How DualPath Eliminates Storage Bandwidth Bottlenecks in Agentic LLM Inference

This article analyzes the DualPath architecture that redesigns KV‑Cache data paths to overcome storage‑NIC saturation in Prefill‑Decode LLM systems, presenting theoretical proofs, detailed engineering solutions, and extensive offline and online benchmarks that demonstrate up to 2.25× performance gains.

PaperAgent
PaperAgent
PaperAgent
How DualPath Eliminates Storage Bandwidth Bottlenecks in Agentic LLM Inference

Background

Agentic large‑language‑model (LLM) workloads require ultra‑long contexts (hundreds of thousands of tokens), KV‑Cache hit rates of at least 95 %, and short‑append generation. In this regime the dominant system bottleneck shifts from GPU computation to I/O: each generation step must load the full KV‑Cache from storage.

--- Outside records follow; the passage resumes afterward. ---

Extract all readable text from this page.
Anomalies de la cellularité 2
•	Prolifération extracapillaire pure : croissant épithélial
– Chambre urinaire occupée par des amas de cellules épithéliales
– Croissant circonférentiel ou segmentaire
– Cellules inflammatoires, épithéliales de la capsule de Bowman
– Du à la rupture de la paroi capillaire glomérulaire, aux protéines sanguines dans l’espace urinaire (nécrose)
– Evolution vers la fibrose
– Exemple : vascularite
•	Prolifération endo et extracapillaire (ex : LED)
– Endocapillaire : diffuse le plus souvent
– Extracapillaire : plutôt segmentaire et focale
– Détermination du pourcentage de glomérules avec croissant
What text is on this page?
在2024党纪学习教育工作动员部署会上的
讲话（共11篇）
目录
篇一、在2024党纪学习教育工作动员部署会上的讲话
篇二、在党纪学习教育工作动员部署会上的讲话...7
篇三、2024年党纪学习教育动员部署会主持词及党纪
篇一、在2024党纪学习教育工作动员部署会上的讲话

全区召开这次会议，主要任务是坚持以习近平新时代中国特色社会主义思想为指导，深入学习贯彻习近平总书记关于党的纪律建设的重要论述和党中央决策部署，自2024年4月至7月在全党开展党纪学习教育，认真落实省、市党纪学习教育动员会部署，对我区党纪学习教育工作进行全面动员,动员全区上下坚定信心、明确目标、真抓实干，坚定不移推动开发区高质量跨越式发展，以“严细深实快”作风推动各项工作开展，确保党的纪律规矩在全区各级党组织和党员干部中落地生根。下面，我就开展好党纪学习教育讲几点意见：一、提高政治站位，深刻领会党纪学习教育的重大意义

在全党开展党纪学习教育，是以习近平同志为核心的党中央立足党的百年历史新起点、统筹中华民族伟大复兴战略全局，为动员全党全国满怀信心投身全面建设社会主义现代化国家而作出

Problem with the conventional Prefill‑Decode architecture

Modern inference pipelines separate the work into a Prefill Engine (PE) and a Decode Engine (DE). The PE performs the heavy computation and continuously reads KV‑Cache from storage, fully saturating the storage NIC (≈100 % utilization). The DE, which only performs self‑regressive token generation, leaves its NIC almost idle. This asymmetric NIC usage limits overall throughput and wastes available bandwidth.

DualPath design

DualPath introduces a second, independent data path that exploits the idle DE NIC bandwidth to load KV‑Cache and then transfers the data to the PE over a high‑speed RDMA link. The two paths are:

PE Read Path : Storage → PE Buffer → PE GPU → DE Buffer (traditional).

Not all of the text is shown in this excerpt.